On Friday, 23 March 2012 at 13:56:09 UTC, Timon Gehr wrote:
On program startup, do:

ThreadPool.defaultPoolThreads(14); // or 13

Yes, thank you. I just tried adding that. The gains aren't scaleable in this particular test, which is apparently dominated by cpu processing, but even here you can see incremental improvements at 13 vs 7 threads on all the numbers. I'd probably have to identify operations that were being limited by memory accesses in order to see the type of gains stated in that other app.

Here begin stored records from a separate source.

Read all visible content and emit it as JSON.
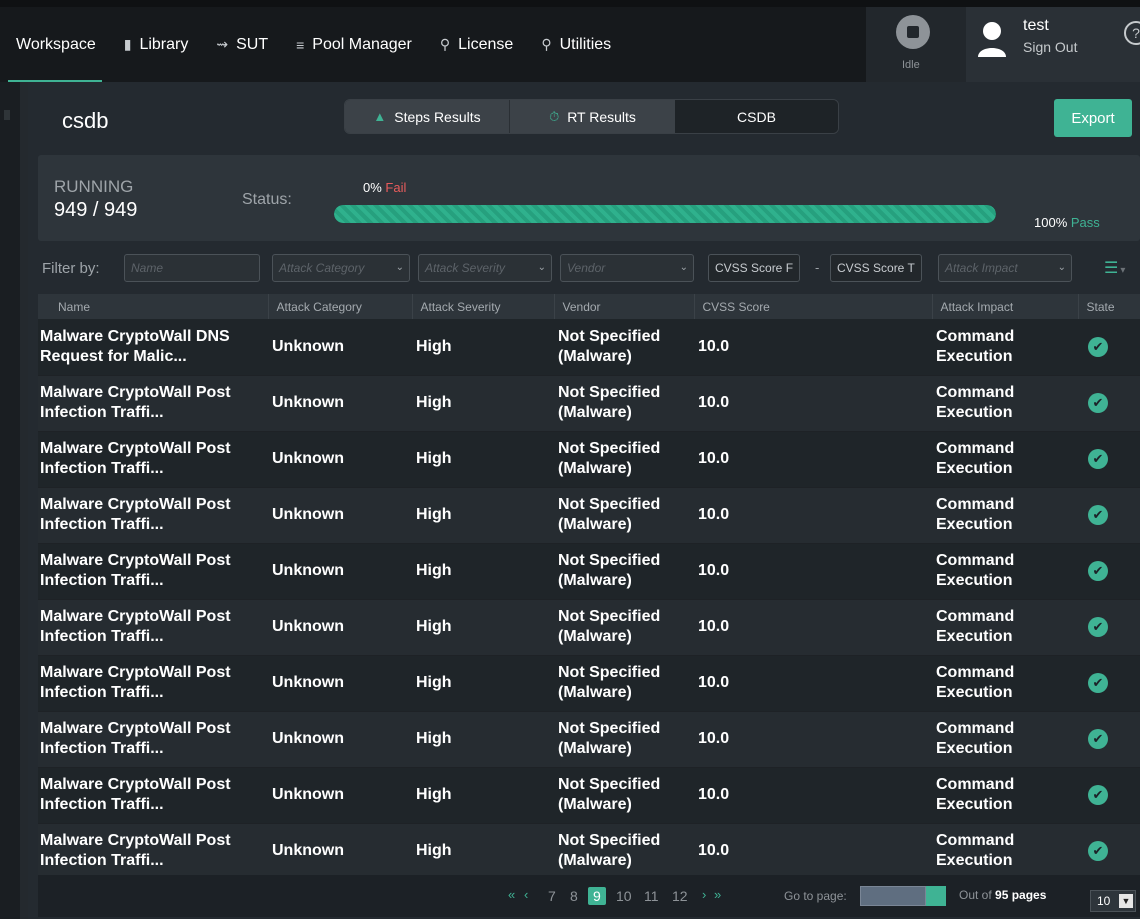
{
  "nav": {
    "items": [
      {
        "label": "Workspace",
        "icon": ""
      },
      {
        "label": "Library",
        "icon": "book-icon"
      },
      {
        "label": "SUT",
        "icon": "handshake-icon"
      },
      {
        "label": "Pool Manager",
        "icon": "layers-icon"
      },
      {
        "label": "License",
        "icon": "ribbon-icon"
      },
      {
        "label": "Utilities",
        "icon": "ribbon-icon"
      }
    ],
    "idle_label": "Idle",
    "user_name": "test",
    "sign_out": "Sign Out"
  },
  "header": {
    "title": "csdb",
    "tabs": [
      {
        "label": "Steps Results",
        "icon": "chart-icon"
      },
      {
        "label": "RT Results",
        "icon": "timer-icon"
      },
      {
        "label": "CSDB",
        "icon": ""
      }
    ],
    "export_label": "Export"
  },
  "status": {
    "state": "RUNNING",
    "count": "949 / 949",
    "status_label": "Status:",
    "fail_pct": "0%",
    "fail_word": "Fail",
    "pass_pct": "100%",
    "pass_word": "Pass",
    "progress_fraction": 1.0
  },
  "filters": {
    "label": "Filter by:",
    "name_placeholder": "Name",
    "category_placeholder": "Attack Category",
    "severity_placeholder": "Attack Severity",
    "vendor_placeholder": "Vendor",
    "cvss_from": "CVSS Score F",
    "cvss_sep": "-",
    "cvss_to": "CVSS Score T",
    "impact_placeholder": "Attack Impact"
  },
  "table": {
    "columns": [
      "Name",
      "Attack Category",
      "Attack Severity",
      "Vendor",
      "CVSS Score",
      "Attack Impact",
      "State"
    ],
    "rows": [
      {
        "name": "Malware CryptoWall DNS Request for Malic...",
        "category": "Unknown",
        "severity": "High",
        "vendor": "Not Specified (Malware)",
        "cvss": "10.0",
        "impact": "Command Execution",
        "state": "passed"
      },
      {
        "name": "Malware CryptoWall Post Infection Traffi...",
        "category": "Unknown",
        "severity": "High",
        "vendor": "Not Specified (Malware)",
        "cvss": "10.0",
        "impact": "Command Execution",
        "state": "passed"
      },
      {
        "name": "Malware CryptoWall Post Infection Traffi...",
        "category": "Unknown",
        "severity": "High",
        "vendor": "Not Specified (Malware)",
        "cvss": "10.0",
        "impact": "Command Execution",
        "state": "passed"
      },
      {
        "name": "Malware CryptoWall Post Infection Traffi...",
        "category": "Unknown",
        "severity": "High",
        "vendor": "Not Specified (Malware)",
        "cvss": "10.0",
        "impact": "Command Execution",
        "state": "passed"
      },
      {
        "name": "Malware CryptoWall Post Infection Traffi...",
        "category": "Unknown",
        "severity": "High",
        "vendor": "Not Specified (Malware)",
        "cvss": "10.0",
        "impact": "Command Execution",
        "state": "passed"
      },
      {
        "name": "Malware CryptoWall Post Infection Traffi...",
        "category": "Unknown",
        "severity": "High",
        "vendor": "Not Specified (Malware)",
        "cvss": "10.0",
        "impact": "Command Execution",
        "state": "passed"
      },
      {
        "name": "Malware CryptoWall Post Infection Traffi...",
        "category": "Unknown",
        "severity": "High",
        "vendor": "Not Specified (Malware)",
        "cvss": "10.0",
        "impact": "Command Execution",
        "state": "passed"
      },
      {
        "name": "Malware CryptoWall Post Infection Traffi...",
        "category": "Unknown",
        "severity": "High",
        "vendor": "Not Specified (Malware)",
        "cvss": "10.0",
        "impact": "Command Execution",
        "state": "passed"
      },
      {
        "name": "Malware CryptoWall Post Infection Traffi...",
        "category": "Unknown",
        "severity": "High",
        "vendor": "Not Specified (Malware)",
        "cvss": "10.0",
        "impact": "Command Execution",
        "state": "passed"
      },
      {
        "name": "Malware CryptoWall Post Infection Traffi...",
        "category": "Unknown",
        "severity": "High",
        "vendor": "Not Specified (Malware)",
        "cvss": "10.0",
        "impact": "Command Execution",
        "state": "passed"
      }
    ]
  },
  "pagination": {
    "pages": [
      "7",
      "8",
      "9",
      "10",
      "11",
      "12"
    ],
    "current": "9",
    "goto_label": "Go to page:",
    "out_of_prefix": "Out of",
    "total_pages": "95 pages",
    "page_size": "10"
  },
  "colors": {
    "accent": "#3fb394",
    "fail": "#e85c5c"
  }
}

 This is with default 7 threads

finished wcp_wcPointer! time: 98 ms
finished wcp_wcCtRegex! time: 1300 ms
finished wcp_wcRegex! time: 2946 ms
finished wcp_wcRegex2! time: 2687 ms
finished wcp_wcSlices! time: 157 ms
finished wcp_wcStdAscii! time: 225 ms


This is processing the same data with 1 thread

finished wcp_wcPointer! time: 188 ms
finished wcp_wcCtRegex! time: 2219 ms
finished wcp_wcRegex! time: 5951 ms
finished wcp_wcRegex2! time: 5502 ms
finished wcp_wcSlices! time: 318 ms
finished wcp_wcStdAscii! time: 446 ms

And this is processing the same data with 13 threads

finished wcp_wcPointer! time: 93 ms
finished wcp_wcCtRegex! time: 1110 ms
finished wcp_wcRegex! time: 2531 ms
finished wcp_wcRegex2! time: 2321 ms
finished wcp_wcSlices! time: 136 ms
finished wcp_wcStdAscii! time: 200 ms

These were from the tests uploaded at https://github.com/jnorwood/wc_test.

The only change in the program that is uploaded is to add the suggested
defaultPoolThreads(13) at the start of main;
at the start of main to change the ThreadPool default thread count.